Every day of Women’s History Month the MSU Women*s Student Services have been posting to their instagram different women that have had an impact. Here is the link to Roxane Gay’s Virtual Trading Card.
Writer, feminist, and activist Roxane Gay has been published many times for her work including Bad Feminist, Difficult Women, and Hunger as well as many other anthologies and columns. She is also a contributor for The New York Times. She also has a newsletter of which you can subscribe! Her Instagram is also very active for aspiring activists to follow and interact with.
“I embrace the label of bad feminist because I am human. I am messy. I’m not trying to be an example. I am not trying to be perfect. I am not trying to say I have all the answers. I am not trying to say I’m right. I am just trying – trying to support what I believe in, trying to do some good in this world, trying to make some noise with my writing while also being myself.”
When Gay was 19, she disappeared while studying at Yale. Instead of starting the new term, she boarded a plane to San Francisco where she met a man she found online. What everyone saw was her good life: a well-off and supportive family, strong academics, and a bright future; but, she had spent years struggling with her childhood sexual assault that was kept a secret.
Gay spend a year there. A year of adventure and liberation. She told no one where she was. Eventually, her parents tracked her down via a private investigator. She was placed back in Nebraska to be near her parents where they enrolled her at another university. As amazing as this experience was, it was not a resolution or a solution.

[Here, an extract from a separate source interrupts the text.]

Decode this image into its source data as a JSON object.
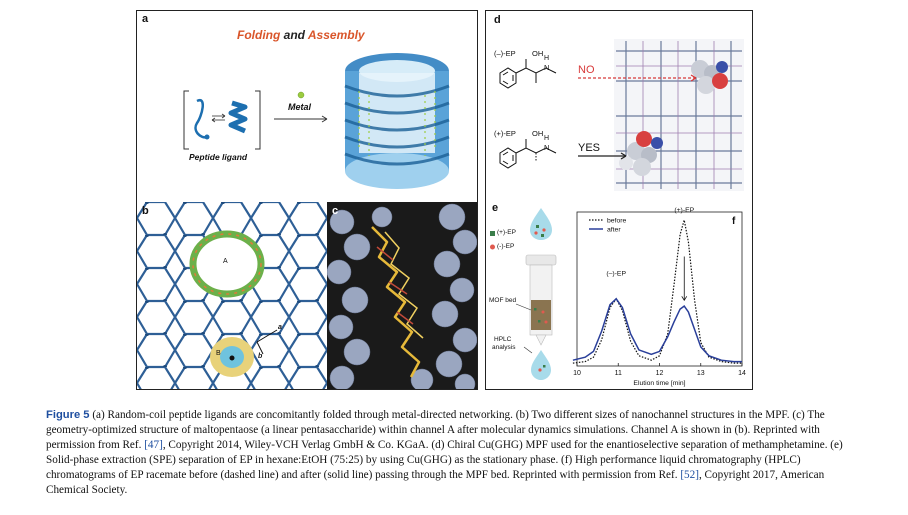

Gay’s success has been both unexpected and amazing. We rarely see a small-town woman in her thirties this successful and known. She openly embraces the label bad feminist “because I am flawed and human.” As a Black and queer woman she didn’t always feel that feminist was for her. The movement “…has, historically, been far more invested in improving the lives of heterosexual white women to the detriment of all others…” She also speaks often on the lack of nuance of online discourse as well as living as a fat person.
“I would rather be a bad feminist than no feminist at all.”
Gay also gave a Ted Talk called “Confessions of a Bad Feminist” where she talks about “failing” as a feminist and how “The feminst label was an accusation, it was an ‘F’ word, and not a nice one.”
So, why is Roxane Gay important?
Honestly, I hope this has already been answered. But, if you haven’t yet gotten it: her writing is so impactful and brilliant that it needs to be read and listened to by all.